This c++ code is
#include<cmath>
double f1(double a){
return std::cos(a);
}
double f2(double a){
return std::cos(a) + std::sin(a);
}
is compiled into the following assembly (https://godbolt.org/z/Y578h1TKx)
f1(double):
jmp cos
f2(double):
sub rsp, 24
lea rdi, [rsp+8]
mov rsi, rsp
call sincos
movsd xmm0, QWORD PTR [rsp+8]
addsd xmm0, QWORD PTR [rsp]
add rsp, 24
ret
Does this mean that gcc knows the glibc's standard functions and have optimization technique for specific cases using them?
When compiling GCC itself, you specify a target triple that includes information about the platform and (maybe indirectly) the C standard library implementation used on the target that the compiled GCC will compile for.
For example x86_64-linux-gnu
or x86_64-unknown-linux-gnu
is a typical target triple for a target that runs Linux on a x86-64 processor with glibc as C standard library implementation.
Similarly x86_64-linux-musl
or x86_64-unknown-linux-musl
would be a similar target that uses the musl C standard library implementation instead.
Additionally there are -m
compiler switches (e.g. -mglibc
, -mmusl
, ...) to change the assumed target C standard library implementation.

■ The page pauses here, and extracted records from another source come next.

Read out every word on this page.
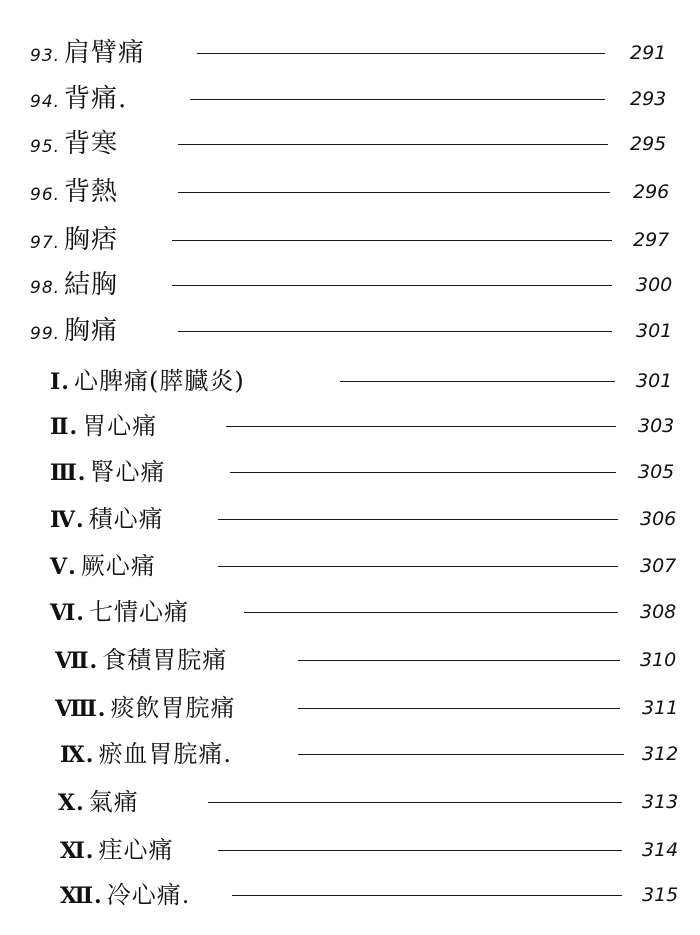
93. 肩臂痛	291
94. 背痛.	293
95. 背寒	295
96. 背熱	296
97. 胸痞	297
98. 結胸	300
99. 胸痛	301
Ⅰ. 心脾痛(膵臓炎)	301
Ⅱ. 胃心痛	303
Ⅲ. 腎心痛	305
Ⅳ. 積心痛	306
Ⅴ. 厥心痛	307
Ⅵ. 七情心痛	308
Ⅶ. 食積胃脘痛	310
Ⅷ. 痰飲胃脘痛	311
Ⅸ. 瘀血胃脘痛.	312
Ⅹ. 氣痛	313
Ⅺ. 疰心痛	314
Ⅻ. 冷心痛.	315
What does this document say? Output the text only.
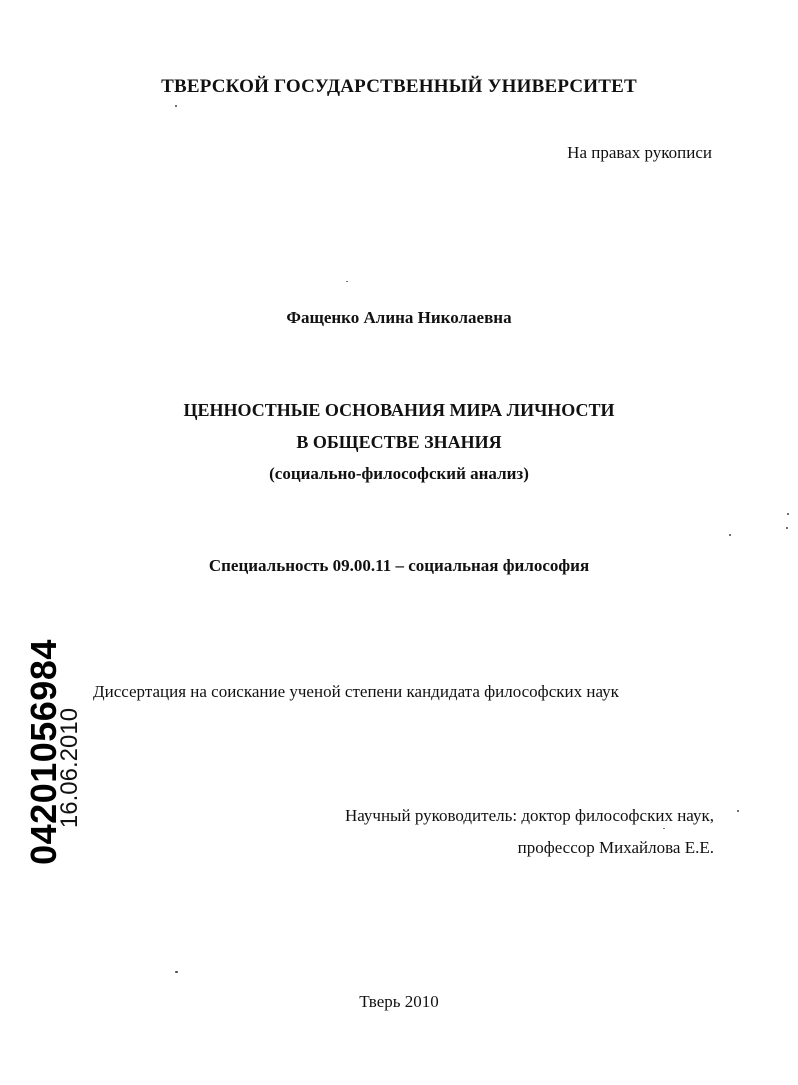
ТВЕРСКОЙ ГОСУДАРСТВЕННЫЙ УНИВЕРСИТЕТ
На правах рукописи
Фащенко Алина Николаевна
ЦЕННОСТНЫЕ ОСНОВАНИЯ МИРА ЛИЧНОСТИ
В ОБЩЕСТВЕ ЗНАНИЯ
(социально-философский анализ)
Специальность 09.00.11 – социальная философия
Диссертация на соискание ученой степени кандидата философских наук
Научный руководитель: доктор философских наук,
профессор Михайлова Е.Е.
Тверь 2010
04201056984
16.06.2010
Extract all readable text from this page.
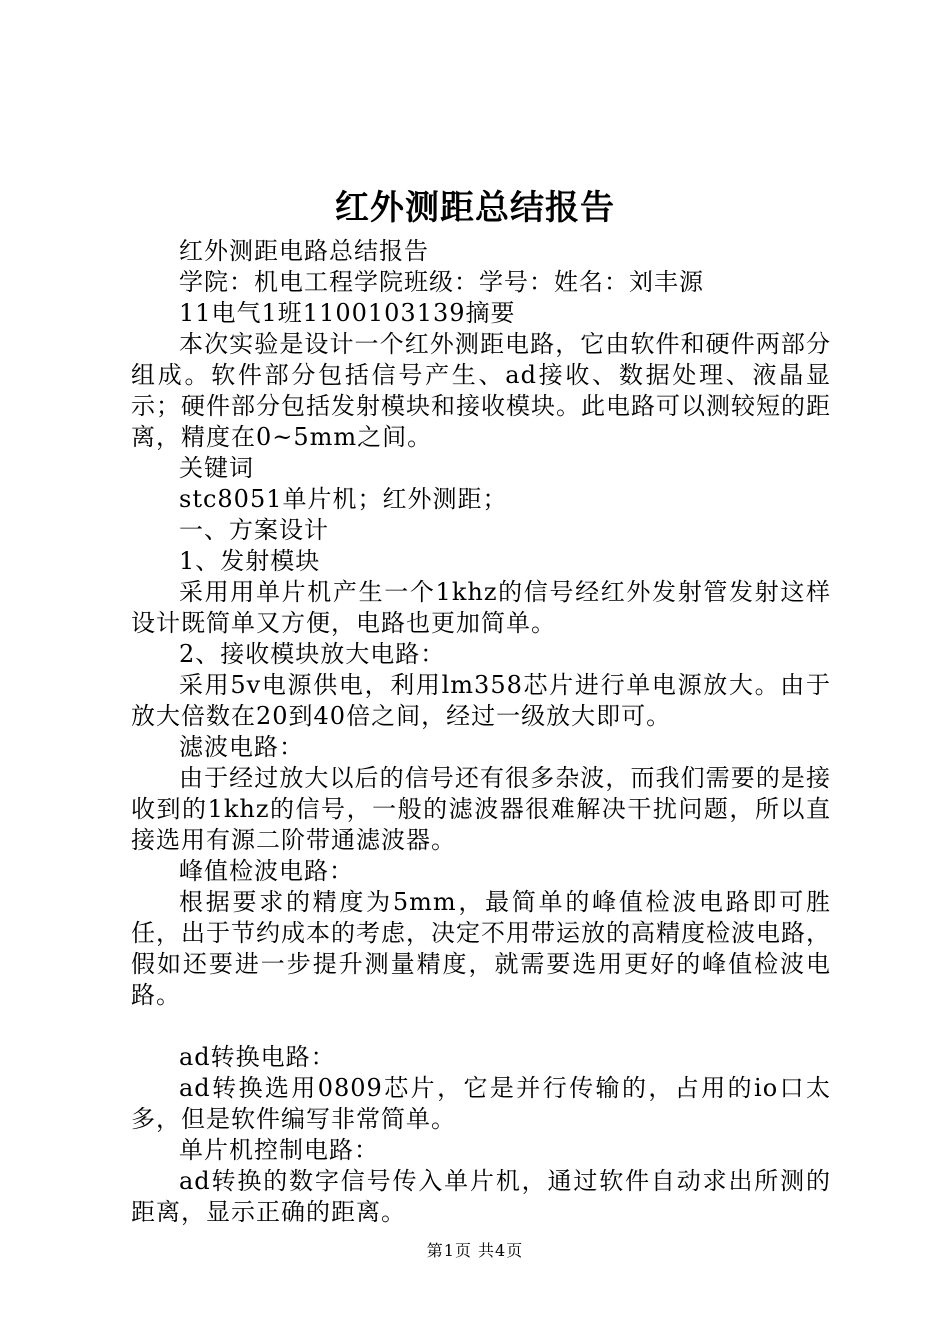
红外测距总结报告

红外测距电路总结报告

学院：机电工程学院班级：学号：姓名：刘丰源

11电气1班1100103139摘要

本次实验是设计一个红外测距电路，它由软件和硬件两部分组成。软件部分包括信号产生、ad接收、数据处理、液晶显示；硬件部分包括发射模块和接收模块。此电路可以测较短的距离，精度在0~5mm之间。

关键词

stc8051单片机；红外测距；

一、方案设计

1、发射模块

采用用单片机产生一个1khz的信号经红外发射管发射这样设计既简单又方便，电路也更加简单。

2、接收模块放大电路：

采用5v电源供电，利用lm358芯片进行单电源放大。由于放大倍数在20到40倍之间，经过一级放大即可。

滤波电路：

由于经过放大以后的信号还有很多杂波，而我们需要的是接收到的1khz的信号，一般的滤波器很难解决干扰问题，所以直接选用有源二阶带通滤波器。

峰值检波电路：

根据要求的精度为5mm，最简单的峰值检波电路即可胜任，出于节约成本的考虑，决定不用带运放的高精度检波电路，假如还要进一步提升测量精度，就需要选用更好的峰值检波电路。

ad转换电路：

ad转换选用0809芯片，它是并行传输的，占用的io口太多，但是软件编写非常简单。

单片机控制电路：

ad转换的数字信号传入单片机，通过软件自动求出所测的距离，显示正确的距离。

第1页 共4页
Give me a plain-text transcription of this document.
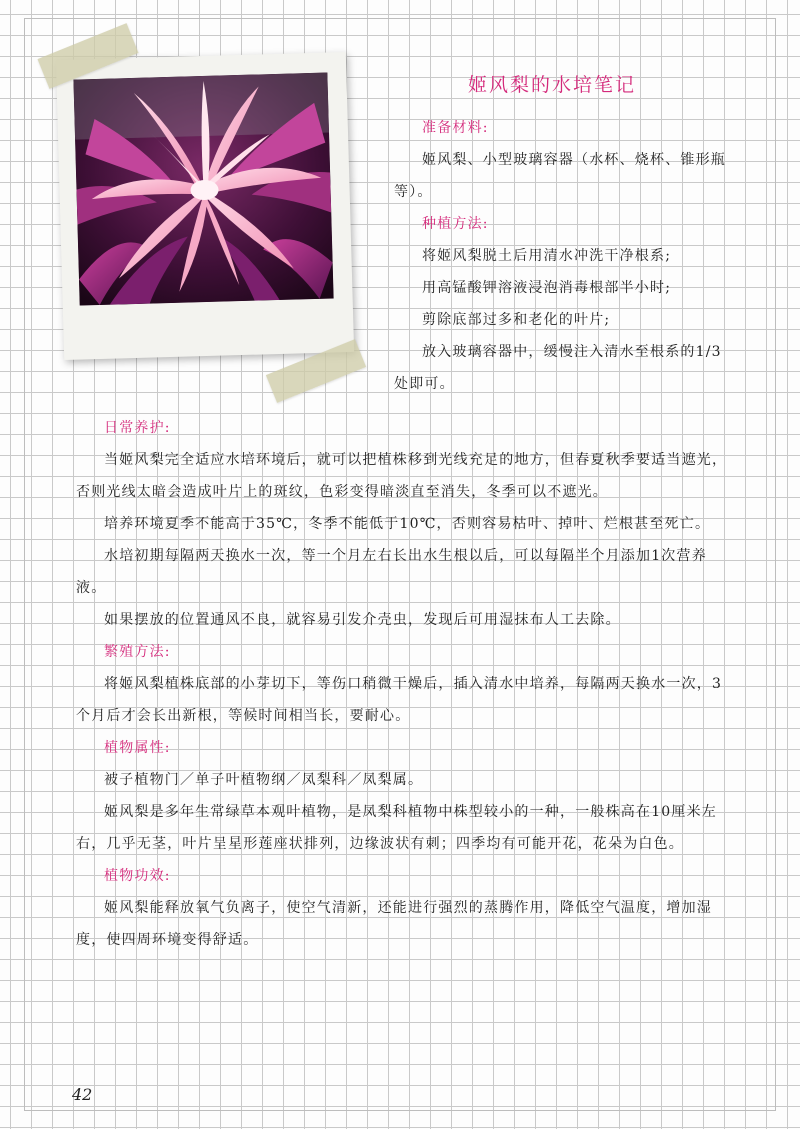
姬风梨的水培笔记

准备材料:

姬风梨、小型玻璃容器（水杯、烧杯、锥形瓶等）。

种植方法:

将姬风梨脱土后用清水冲洗干净根系;

用高锰酸钾溶液浸泡消毒根部半小时;

剪除底部过多和老化的叶片;

放入玻璃容器中，缓慢注入清水至根系的1/3处即可。

日常养护:

当姬风梨完全适应水培环境后，就可以把植株移到光线充足的地方，但春夏秋季要适当遮光，否则光线太暗会造成叶片上的斑纹，色彩变得暗淡直至消失，冬季可以不遮光。

培养环境夏季不能高于35℃，冬季不能低于10℃，否则容易枯叶、掉叶、烂根甚至死亡。

水培初期每隔两天换水一次，等一个月左右长出水生根以后，可以每隔半个月添加1次营养液。

如果摆放的位置通风不良，就容易引发介壳虫，发现后可用湿抹布人工去除。

繁殖方法:

将姬风梨植株底部的小芽切下，等伤口稍微干燥后，插入清水中培养，每隔两天换水一次，3个月后才会长出新根，等候时间相当长，要耐心。

植物属性:

被子植物门／单子叶植物纲／凤梨科／凤梨属。

姬风梨是多年生常绿草本观叶植物，是凤梨科植物中株型较小的一种，一般株高在10厘米左右，几乎无茎，叶片呈星形莲座状排列，边缘波状有刺；四季均有可能开花，花朵为白色。

植物功效:

姬风梨能释放氧气负离子，使空气清新，还能进行强烈的蒸腾作用，降低空气温度，增加湿度，使四周环境变得舒适。

42
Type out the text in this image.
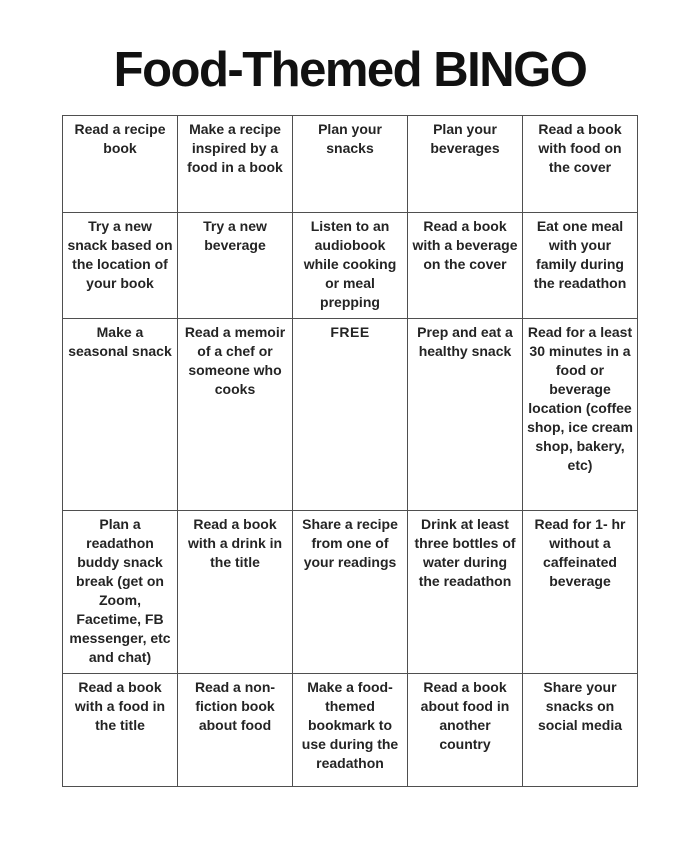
Food-Themed BINGO
Read a recipe book	Make a recipe inspired by a food in a book	Plan your snacks	Plan your beverages	Read a book with food on the cover
Try a new snack based on the location of your book	Try a new beverage	Listen to an audiobook while cooking or meal prepping	Read a book with a beverage on the cover	Eat one meal with your family during the readathon
Make a seasonal snack	Read a memoir of a chef or someone who cooks	FREE	Prep and eat a healthy snack	Read for a least 30 minutes in a food or beverage location (coffee shop, ice cream shop, bakery, etc)
Plan a readathon buddy snack break (get on Zoom, Facetime, FB messenger, etc and chat)	Read a book with a drink in the title	Share a recipe from one of your readings	Drink at least three bottles of water during the readathon	Read for 1- hr without a caffeinated beverage
Read a book with a food in the title	Read a non- fiction book about food	Make a food- themed bookmark to use during the readathon	Read a book about food in another country	Share your snacks on social media
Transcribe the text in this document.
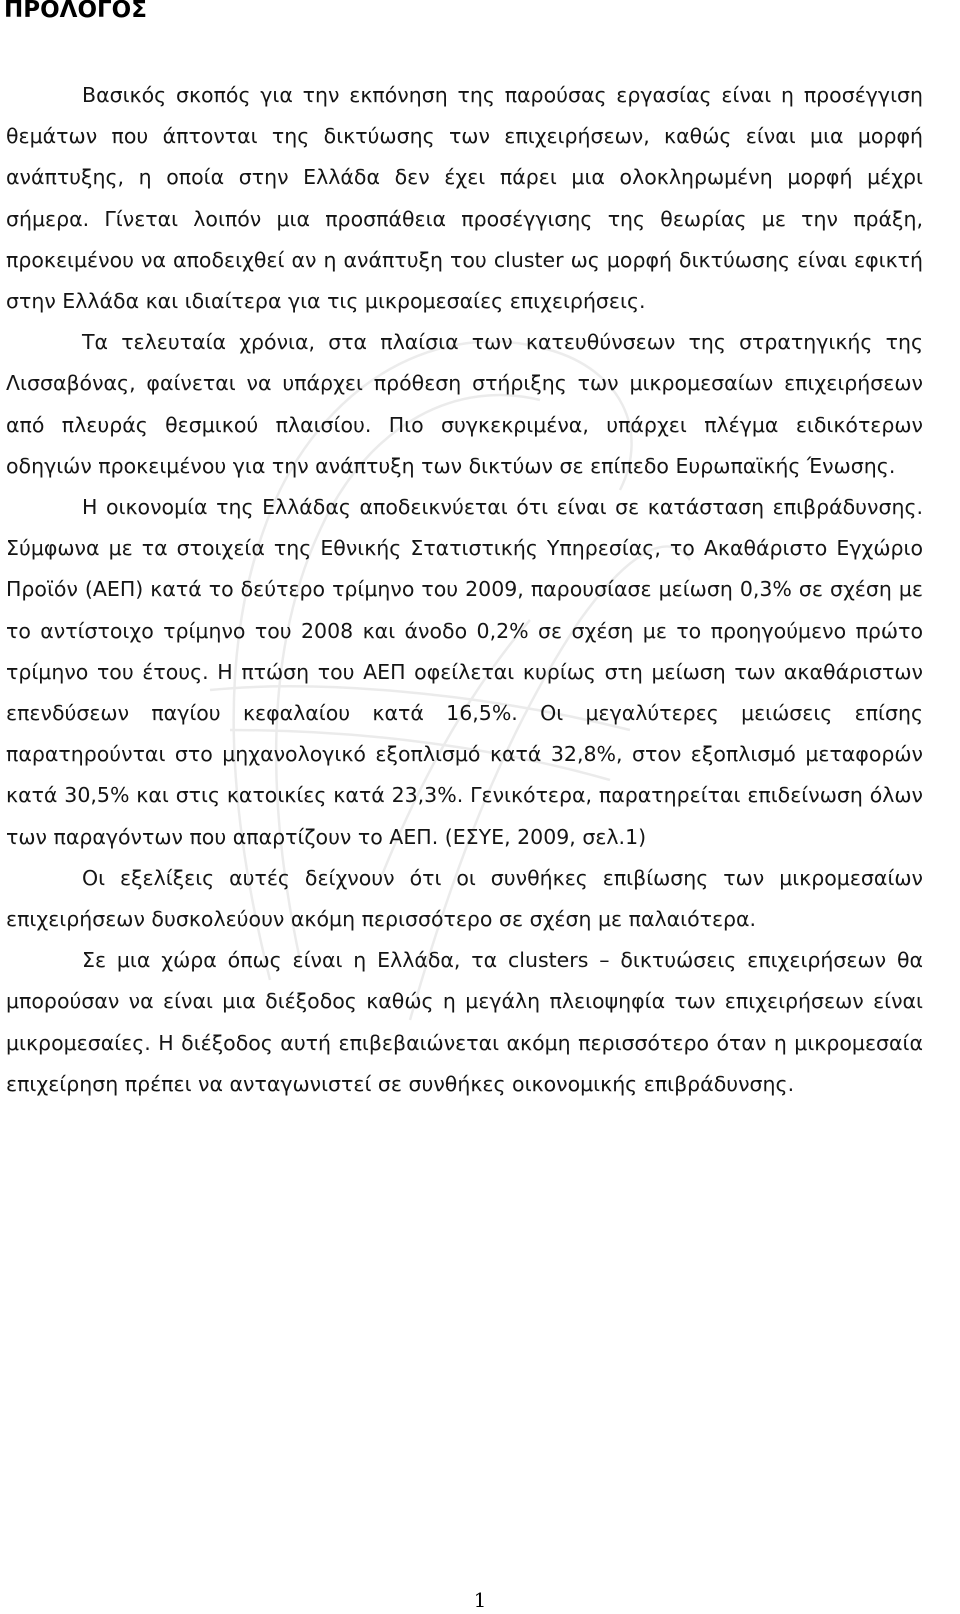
ΠΡΟΛΟΓΟΣ

Βασικός σκοπός για την εκπόνηση της παρούσας εργασίας είναι η προσέγγιση θεμάτων που άπτονται της δικτύωσης των επιχειρήσεων, καθώς είναι μια μορφή ανάπτυξης, η οποία στην Ελλάδα δεν έχει πάρει μια ολοκληρωμένη μορφή μέχρι σήμερα. Γίνεται λοιπόν μια προσπάθεια προσέγγισης της θεωρίας με την πράξη, προκειμένου να αποδειχθεί αν η ανάπτυξη του cluster ως μορφή δικτύωσης είναι εφικτή στην Ελλάδα και ιδιαίτερα για τις μικρομεσαίες επιχειρήσεις.

Τα τελευταία χρόνια, στα πλαίσια των κατευθύνσεων της στρατηγικής της Λισσαβόνας, φαίνεται να υπάρχει πρόθεση στήριξης των μικρομεσαίων επιχειρήσεων από πλευράς θεσμικού πλαισίου. Πιο συγκεκριμένα, υπάρχει πλέγμα ειδικότερων οδηγιών προκειμένου για την ανάπτυξη των δικτύων σε επίπεδο Ευρωπαϊκής Ένωσης.

Η οικονομία της Ελλάδας αποδεικνύεται ότι είναι σε κατάσταση επιβράδυνσης. Σύμφωνα με τα στοιχεία της Εθνικής Στατιστικής Υπηρεσίας, το Ακαθάριστο Εγχώριο Προϊόν (ΑΕΠ) κατά το δεύτερο τρίμηνο του 2009, παρουσίασε μείωση 0,3% σε σχέση με το αντίστοιχο τρίμηνο του 2008 και άνοδο 0,2% σε σχέση με το προηγούμενο πρώτο τρίμηνο του έτους. Η πτώση του ΑΕΠ οφείλεται κυρίως στη μείωση των ακαθάριστων επενδύσεων παγίου κεφαλαίου κατά 16,5%. Οι μεγαλύτερες μειώσεις επίσης παρατηρούνται στο μηχανολογικό εξοπλισμό κατά 32,8%, στον εξοπλισμό μεταφορών κατά 30,5% και στις κατοικίες κατά 23,3%. Γενικότερα, παρατηρείται επιδείνωση όλων των παραγόντων που απαρτίζουν το ΑΕΠ. (ΕΣΥΕ, 2009, σελ.1)

Οι εξελίξεις αυτές δείχνουν ότι οι συνθήκες επιβίωσης των μικρομεσαίων επιχειρήσεων δυσκολεύουν ακόμη περισσότερο σε σχέση με παλαιότερα.

Σε μια χώρα όπως είναι η Ελλάδα, τα clusters – δικτυώσεις επιχειρήσεων θα μπορούσαν να είναι μια διέξοδος καθώς η μεγάλη πλειοψηφία των επιχειρήσεων είναι μικρομεσαίες. Η διέξοδος αυτή επιβεβαιώνεται ακόμη περισσότερο όταν η μικρομεσαία επιχείρηση πρέπει να ανταγωνιστεί σε συνθήκες οικονομικής επιβράδυνσης.

1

In this way, GCC knows whether or not the target supports the non-standard sincos
function and if it does, then it can rewrite calls to std::cos
and std::sin
, which have semantics that are always known because they are specified by the C++ and C standards, to a call to sincos
in the way that you are seeing.
For example if you compile with -muclibc
for a Linux target using the uclibc C standard library implementation, then GCC assumes that sincos
is not present and won't rewrite to sincos
. (Although I think uclibc does actually support sincos.)
With the default configuration (i.e. without any -std=c*
or -ansi
flag) it is ok for the compiler to rewrite to the non-standard sincos
function, even though sincos
is not a name reserved by any standard and could therefore be used for a different purpose by the user, because the default options of GCC assume GNU extensions (i.e. -std=gnu++XX
instead of -std=c++XX
), not strict conformance to the standards.
Unfortunately GCC still performs this transformation even in strict standard conformance mode, where it shouldn't happen. See bug report here.